Ford to invest $1.05 billion in South Africa to build updated Ranger

Jordyn Grzelewski
The Detroit News

Ford Motor Co. on Tuesday said it would invest more than $1 billion in its South Africa operations to support expanded production of an updated version of its Ranger pickup truck, starting in 2022.

The investment tied to Ford's Silverton Assembly Plant, located just east of capital city Pretoria, marks the Blue Oval's largest to date in its nearly century-long history in South Africa. The investment is expected to increase the plant's capacity from 168,000 vehicles annually to 200,000, and will add 1,200 "incremental" jobs with Ford in South Africa, for a total workforce of 5,500 employees.

Ranger trucks built at Silverton supply the domestic market as well as more than 100 other markets globally — but not North America. Additionally, the South African plant will build Volkswagen pickup trucks as part of Ford's strategic alliance with the German automaker.

Ford Motor Co. is investing $1.05 billion to upgrade its Silverton Assembly Plant and related facilities in South Africa, to expand production of its Ranger pickup truck.

"This investment will further modernize our South African operations, helping them to play an even more important role in the turnaround and growth of our global automotive operations, as well as our strategic alliance with Volkswagen," Dianne Craig, president of Ford's international markets group, said in a statement.

"Ranger is one of our highest volume, most successful global vehicles," she said. "This investment will equip our team with the tools and facilities to deliver the best Ford Ranger ever, in higher numbers and with superior quality."

The automaker said in a news release that with the new investment, the Silverton plant is expected to generate revenues that represent more than 1.1% of South Africa's gross domestic product, which in 2019 totaled more than $350 billion according to the World Bank.

The investment includes $686 billion for upgrades to the Silverton plant aimed at growing production volume and improving efficiency and quality, the automaker said. Planned upgrades include a new body shop featuring robotic technology, and a "high-tech" stamping plant. Those facilities will for the first time be located on the plant's site.

Upgrades also are planned for the box line, paint shop and final assembly. Ford also will build new vehicle modification and training centers, and allocate $365 million to upgrade tooling at major supplier plant.

"The extensive upgrades and new state-of-the-art manufacturing technologies will drive efficiencies across our entire South Africa operation — from sequenced delivery of parts direct to the assembly line, to increased vehicle production line speeds and precision of assembly to ensure the world-class quality that our customers expect," Andrea Cavallaro, director of operations for Ford's international markets group, said in a statement.

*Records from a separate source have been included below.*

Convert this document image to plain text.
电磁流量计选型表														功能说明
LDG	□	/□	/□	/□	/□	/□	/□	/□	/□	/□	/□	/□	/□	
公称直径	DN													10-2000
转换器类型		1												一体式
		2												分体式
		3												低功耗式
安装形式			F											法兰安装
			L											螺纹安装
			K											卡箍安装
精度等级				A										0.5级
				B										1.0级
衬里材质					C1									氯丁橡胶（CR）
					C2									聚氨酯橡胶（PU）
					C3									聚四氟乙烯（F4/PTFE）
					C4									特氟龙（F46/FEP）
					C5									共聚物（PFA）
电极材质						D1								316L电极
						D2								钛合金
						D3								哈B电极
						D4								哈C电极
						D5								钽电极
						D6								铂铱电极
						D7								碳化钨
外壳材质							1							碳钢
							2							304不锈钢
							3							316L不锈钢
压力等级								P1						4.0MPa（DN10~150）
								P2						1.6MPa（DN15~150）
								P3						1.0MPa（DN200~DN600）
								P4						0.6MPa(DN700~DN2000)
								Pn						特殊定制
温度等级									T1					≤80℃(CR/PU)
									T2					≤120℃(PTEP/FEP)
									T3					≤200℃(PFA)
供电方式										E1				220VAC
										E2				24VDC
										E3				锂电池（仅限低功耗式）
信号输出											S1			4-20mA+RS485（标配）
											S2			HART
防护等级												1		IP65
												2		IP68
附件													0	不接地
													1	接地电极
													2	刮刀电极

The automaker also is in the process of building solar carports for 4,200 vehicles at the Silverton plant, as part of a larger renewable-energy project. The goal, said Cavallaro, is to take Silverton "completely off the grid, becoming entirely energy self-sufficient and carbon neutral" by 2024.

Global automakers and industry experts view Africa — given growing population, relatively low rates of vehicle ownership and prospects for economic growth across the region — as a promising market.

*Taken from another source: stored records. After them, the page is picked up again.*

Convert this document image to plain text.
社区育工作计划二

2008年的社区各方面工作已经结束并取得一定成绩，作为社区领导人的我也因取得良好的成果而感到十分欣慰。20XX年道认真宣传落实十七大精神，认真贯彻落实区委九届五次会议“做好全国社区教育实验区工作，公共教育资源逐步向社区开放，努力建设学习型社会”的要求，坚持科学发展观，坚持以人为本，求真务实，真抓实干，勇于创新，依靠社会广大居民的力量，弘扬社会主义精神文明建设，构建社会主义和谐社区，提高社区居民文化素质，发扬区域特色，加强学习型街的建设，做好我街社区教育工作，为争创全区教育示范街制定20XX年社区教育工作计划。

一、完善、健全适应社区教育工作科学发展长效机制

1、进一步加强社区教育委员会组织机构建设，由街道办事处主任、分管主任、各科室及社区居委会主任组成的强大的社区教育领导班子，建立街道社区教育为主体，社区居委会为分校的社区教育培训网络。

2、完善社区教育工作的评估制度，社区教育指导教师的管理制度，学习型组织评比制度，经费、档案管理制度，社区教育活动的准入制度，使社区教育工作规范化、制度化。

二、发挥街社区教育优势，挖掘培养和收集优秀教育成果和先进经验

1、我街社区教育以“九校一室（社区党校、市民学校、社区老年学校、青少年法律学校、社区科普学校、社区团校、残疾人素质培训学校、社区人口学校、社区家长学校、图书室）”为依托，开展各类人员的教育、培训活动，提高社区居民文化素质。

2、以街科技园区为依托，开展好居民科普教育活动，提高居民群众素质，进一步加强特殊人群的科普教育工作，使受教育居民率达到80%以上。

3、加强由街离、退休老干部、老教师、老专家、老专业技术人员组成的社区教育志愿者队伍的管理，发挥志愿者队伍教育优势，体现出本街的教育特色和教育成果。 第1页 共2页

"Due to the rise of income levels in many African countries and the emergence of a middle class, Deloitte regards the continent as the final frontier for the global automotive industry," authors of a 2018 Deloitte report on Africa's automotive sector. "Given Africa’s population size and its positive economic outlook, automotive companies will be able to gain a competitive advantage by adopting a medium- to long-term view towards the continent.”